El padre abandonaba a su hijo, la esposa a su esposo, un hermano al otro; pues esta enfermedad parecía extenderse por el aliento y la vista. Y así morían. Y no podía encontrarse a nadie que enterrase a los muertos por dinero o amistad. Los miembros de una familia llevaban a sus muertos a una zanja como podían, sin sacerdote, sin divinos oficios […], grandes agujeros se abrían y eran llenados con multitud de muertos. Y morían a cientos de día y de noche… Y en cuanto esos agujeros se llenaban, se abrían otros nuevos […] Y yo, Agnolo di Tura, llamado el Gordo, enterré a mis cinco hijos con mis propias manos. Y había también otros que estaban tan levemente cubiertos por la tierra que los perros los arrastraban fuera y los devoraban en plena ciudad. Nadie lloraba por ninguna muerte, pues todos esperábamos la muerte.

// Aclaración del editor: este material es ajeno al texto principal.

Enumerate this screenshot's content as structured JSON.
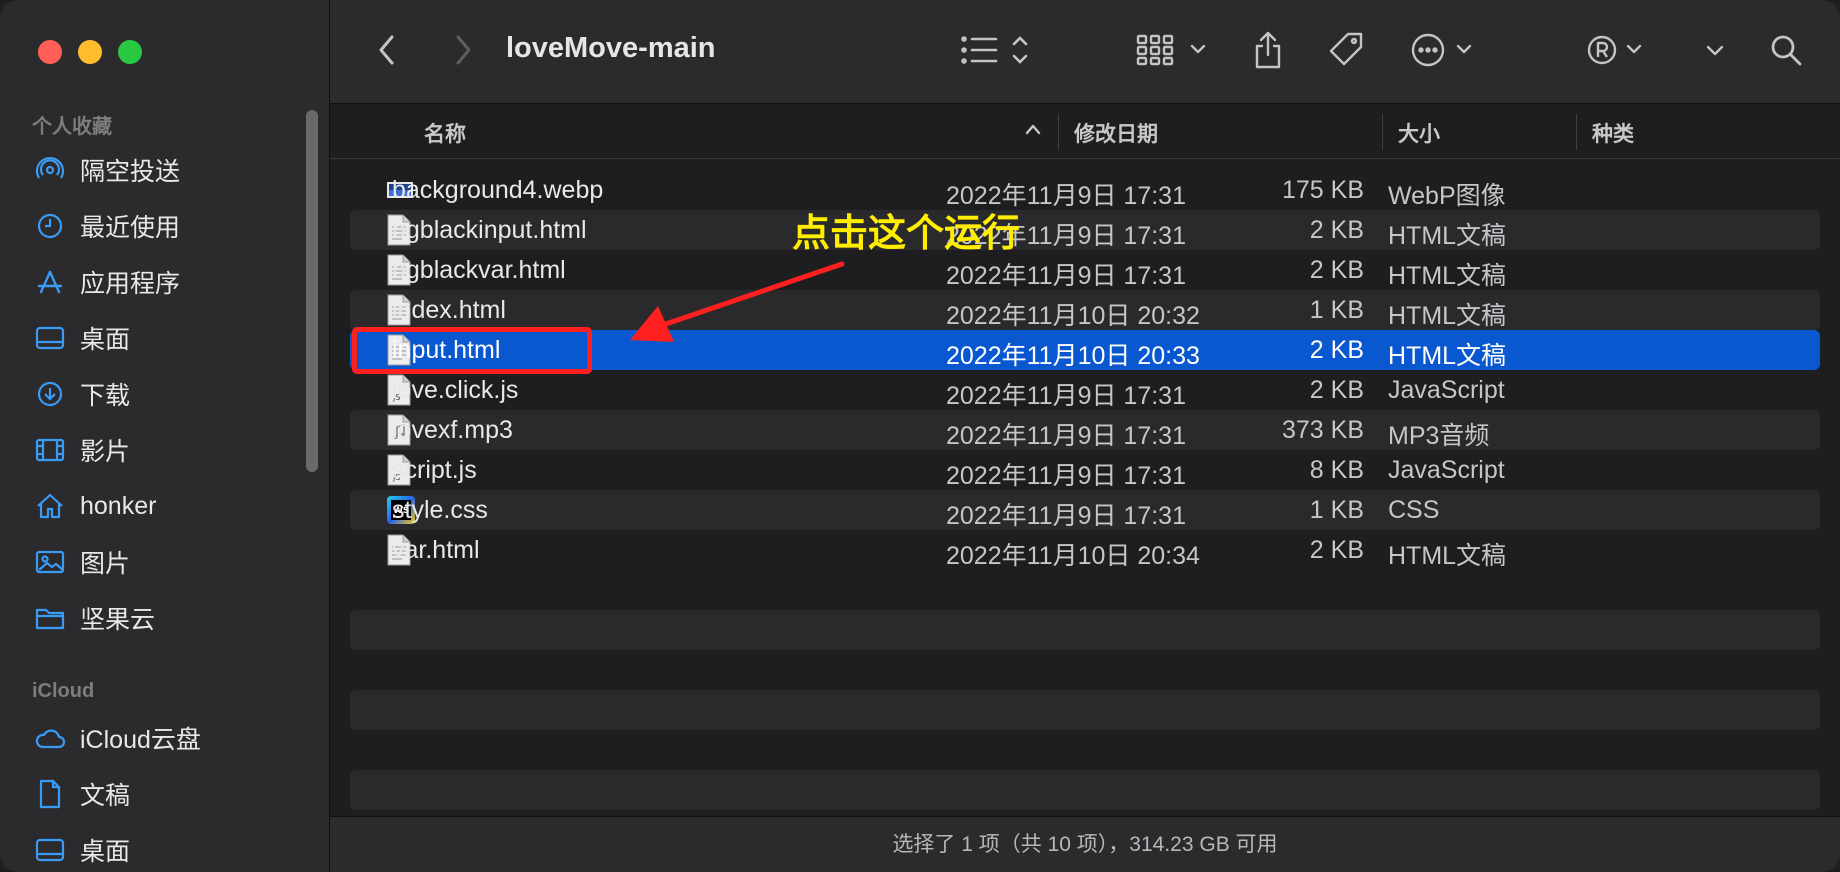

Y tanta gente moría que todos pensábamos que era el fin del mundo. Esta situación continuó [desde Mayo] hasta Septiembre.

Aunque la mayor parte de los médicos huían de las ciudades en cuanto se daban cuenta de las infecciones –pues eran plenamente conscientes de que no había nada que pudieran hacer por las víctimas– los gobiernos querían certificar cuándo una casa estaba infectada, de modo que un doctor (o alguien sin cualificación) debía entrar en la residencia y observar los síntomas de la familia, si es que los tenían. ¿Pero quién iba a entrar en una casa en la que podría haber peste?
De modo que se utilizaba esa especie de abrigo recubierto de cera, además de botas y guantes, un sombrero y una máscara para evitar que la piel estuviera expuesta al “aire impuro” o miasma. Además, la máscara tenía un pico que se llenaba de hierbas aromáticas o especias, ya que se pensaba que era ese aire impuro el que transmitía la enfermedad. Finalmente, no te pierdas el palo, que se utilizaba para alejar a las víctimas que se acercaban demasiado en busca de ayuda. ¿No da escalofríos?